17 May 2022, Sittwe
The military regime’s Ministry of Social Welfare, Relief, and Resettlement has resumed provision of rice to some camps for internally displaced people (IDPs) in Arakan State, but other camps have yet to receive supplies from the ministry.
Government rice supplies to IDP camps were suspended some three months ago and partially resumed this month, but some IDP camps in Mrauk-U, Kyauktaw and Rathedaung townships have not yet received rice supplies since the restart.
“It was enough for us when we were supplied with a sack of rice each from the social welfare ministry and International Committee of the Red Cross (ICRC). But we have difficulties now because we only get a sack of rice from the ICRC,” said Daw Hla Aye Soe from Mya Tazaung IDP camp in Mrauk-U. “There are people who have gone hungry. Those who can’t work have starved.”
IDPs from Tein Nyo displacement camp said they have not yet received rice supplies from the regime and still have to rely on rice provided by the ICRC, said U Soe Naing from the camp.
“The situation will get worse in the rainy season if we don’t get supplies from the ministry,” he said.
IDPs from displacement camps in Kyauktaw Township said they have not yet received rice supplies from the regime and called for the earliest possible resumption of provisioning.
“We haven’t received rice supplies since February. To us, food is more important than anything else. We have suffered from the war and subsequent hardships and we don’t want to worry about food,” said camp manager U Thaung Aye of Nyaungchaung IDP camp in Kyauktaw.

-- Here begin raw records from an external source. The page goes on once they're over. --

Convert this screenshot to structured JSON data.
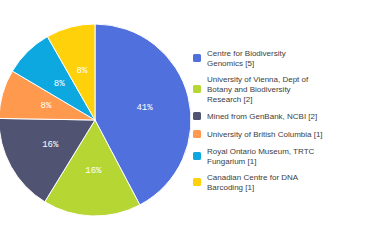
{
  "chart_data": {
    "type": "pie",
    "categories": [
      "Centre for Biodiversity\nGenomics [5]",
      "University of Vienna, Dept of\nBotany and Biodiversity\nResearch [2]",
      "Mined from GenBank, NCBI [2]",
      "University of British Columbia [1]",
      "Royal Ontario Museum, TRTC\nFungarium [1]",
      "Canadian Centre for DNA\nBarcoding [1]"
    ],
    "values": [
      41,
      16,
      16,
      8,
      8,
      8
    ],
    "value_labels": [
      "41%",
      "16%",
      "16%",
      "8%",
      "8%",
      "8%"
    ],
    "data_labels": true,
    "legend": "right"
  }
}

When asked by DMG, the Mrauk-U District Social Welfare Department said it would supply 6,530 sacks of rice for Mrauk-U Township and 4,215 sacks of rice for Kyauktaw Township as of May 18.
More than 200,000 people were displaced by the two years of fighting between Myanmar’s military and the Arakan Army, and many have returned to their homes since the two sides reached an unofficial ceasefire in November 2020.
But tens of thousands of people remain at IDP camps and are not yet able to go back home due to security risks, livelihood concerns, and in some cases because the regime has not allowed them to return to their villages.